An Answer To My Question

Back in early December, I presented a startling Dallas Willard quote that presented quite a condemnation upon the church, and I posed a question about how to make it better. Bonnie at Intellectuele has taken a shot at answering my query. Good points all, but sadly, I just keep pondering this.

As a bit of a refresher, Willard contends that people that have undergone genuine Christian transformation will be viewed as a "hinderance to the process" of operating a church. This, needless to say, raises very grave concerns about the church and I wondered how we could change it.

Here is a corollary to the question: How does one actively seeking genuine transformation operate as a leader in such a setting?

The question is very real, and I am betting a number of my readers know exactly what I am driving at. If Willard is right, and I think he is on this point, a person seeking genuine transformation will be viewed as a hinderance, and thus shunned from the power necessary for leadership. It would appear that conformance is necessary to be an effective leader, but in so doing we sacrifice what it is we wish to lead people to.
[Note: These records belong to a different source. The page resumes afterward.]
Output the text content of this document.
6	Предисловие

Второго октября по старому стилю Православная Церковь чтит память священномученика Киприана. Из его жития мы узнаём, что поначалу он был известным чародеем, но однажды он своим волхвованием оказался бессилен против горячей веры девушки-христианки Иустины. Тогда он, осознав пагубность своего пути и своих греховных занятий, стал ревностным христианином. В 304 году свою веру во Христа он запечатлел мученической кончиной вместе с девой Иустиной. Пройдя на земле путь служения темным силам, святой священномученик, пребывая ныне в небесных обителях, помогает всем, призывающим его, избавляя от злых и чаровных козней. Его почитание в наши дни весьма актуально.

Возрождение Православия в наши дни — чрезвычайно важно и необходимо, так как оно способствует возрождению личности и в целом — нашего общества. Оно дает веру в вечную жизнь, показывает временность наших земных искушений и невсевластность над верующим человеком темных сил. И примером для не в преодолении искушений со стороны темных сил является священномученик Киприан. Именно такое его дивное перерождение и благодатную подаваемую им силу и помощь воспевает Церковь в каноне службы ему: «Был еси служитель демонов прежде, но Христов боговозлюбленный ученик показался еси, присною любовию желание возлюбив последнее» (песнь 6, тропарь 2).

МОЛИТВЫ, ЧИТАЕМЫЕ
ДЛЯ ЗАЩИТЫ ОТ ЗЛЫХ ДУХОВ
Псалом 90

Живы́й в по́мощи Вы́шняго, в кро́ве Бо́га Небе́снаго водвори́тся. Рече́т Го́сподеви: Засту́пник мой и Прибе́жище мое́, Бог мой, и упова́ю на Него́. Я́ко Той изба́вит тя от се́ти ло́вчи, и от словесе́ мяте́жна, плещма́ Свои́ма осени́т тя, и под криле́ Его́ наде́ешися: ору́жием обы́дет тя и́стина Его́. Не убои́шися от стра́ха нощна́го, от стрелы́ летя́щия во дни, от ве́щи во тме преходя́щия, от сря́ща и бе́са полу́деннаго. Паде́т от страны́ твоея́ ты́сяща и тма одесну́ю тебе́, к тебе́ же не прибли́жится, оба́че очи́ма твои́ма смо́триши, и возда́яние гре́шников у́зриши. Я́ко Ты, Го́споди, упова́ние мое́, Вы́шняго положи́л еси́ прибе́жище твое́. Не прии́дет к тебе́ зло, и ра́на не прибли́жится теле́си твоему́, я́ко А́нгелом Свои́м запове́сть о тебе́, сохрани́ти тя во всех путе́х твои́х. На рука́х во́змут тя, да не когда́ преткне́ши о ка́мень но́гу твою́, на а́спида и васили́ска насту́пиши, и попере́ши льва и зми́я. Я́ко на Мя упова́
Are the truly transformed deemed to also be an undercurrent in the church? Some times I wonder, but then God has indeed called us to bring His gospel to the whole world, something we can hardly do while moving about in a black market in the greater religious economy.

Then consider this. In a book called "Evangelicals in the Public Square", Afterword author Jean Bethke Elshtain writes the following concerning Dietrich Bonhoeffer:
The portion of Kant that so agitated Bonhoeffer was in a discussion of lying, where Kant argues that one is obliged always to tell the truth. If someone who is seeking to harm a friend of yours knocks on your door asking for his whereabouts, and your firend is hidden on the premises, then you are obliged to turn your friend over. You are not permitted to lie; telling the truth is a categorical imperative. You cannot lie or try to deceive the person who means to harm your friend. But Bonhoeffer says that at that point the moralist turns into a tormenter of humanity. Better to lie and spare your friend, to smudge yourself with the hard complexities of the world. Those are the kinds of moral dilemmas that interest me as a political thinker.
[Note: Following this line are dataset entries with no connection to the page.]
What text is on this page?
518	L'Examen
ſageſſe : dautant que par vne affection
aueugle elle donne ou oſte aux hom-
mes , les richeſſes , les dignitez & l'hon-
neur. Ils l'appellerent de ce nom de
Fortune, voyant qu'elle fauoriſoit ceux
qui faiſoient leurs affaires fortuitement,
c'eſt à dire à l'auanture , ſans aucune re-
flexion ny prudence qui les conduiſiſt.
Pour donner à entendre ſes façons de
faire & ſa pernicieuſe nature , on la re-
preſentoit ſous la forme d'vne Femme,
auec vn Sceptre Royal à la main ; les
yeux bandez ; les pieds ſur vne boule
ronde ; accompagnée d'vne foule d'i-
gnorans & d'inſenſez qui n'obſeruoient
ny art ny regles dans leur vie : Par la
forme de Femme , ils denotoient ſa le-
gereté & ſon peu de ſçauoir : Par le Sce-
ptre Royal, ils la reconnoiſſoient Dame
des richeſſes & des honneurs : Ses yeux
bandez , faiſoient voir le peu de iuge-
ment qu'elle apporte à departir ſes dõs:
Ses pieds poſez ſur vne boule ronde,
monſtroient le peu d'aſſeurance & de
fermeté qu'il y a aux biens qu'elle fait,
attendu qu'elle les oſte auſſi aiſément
Bonhoeffer wrestles with the problem of "dirty hands." When we act in the world, we cannot control the consequences of our actions. People respond to our actions in ways that we can neither predict nor control. So, Bonhoeffer asks, do we remain in a position of purity, above the fray, where we can bask in our own virtuousness? Or do we enter the fray, knowing that it is likely to get us dirty? We cannot remain absolutely pure.
Is this analogous to the dilemma I described above? Is the church called to forsake the whole power of the gospel for the sake of it advancing at least a little?

This still begs the question of how to be an effective leader in such a church. How can I work out my own transformation while compromising it in the mission of the church?

In the end I can but shrug my shoulders and rest confident in the fact that God's judgement is far more complex than the formulas we devise. I can but follow the dictates of my heart and my Lord as I hear Him.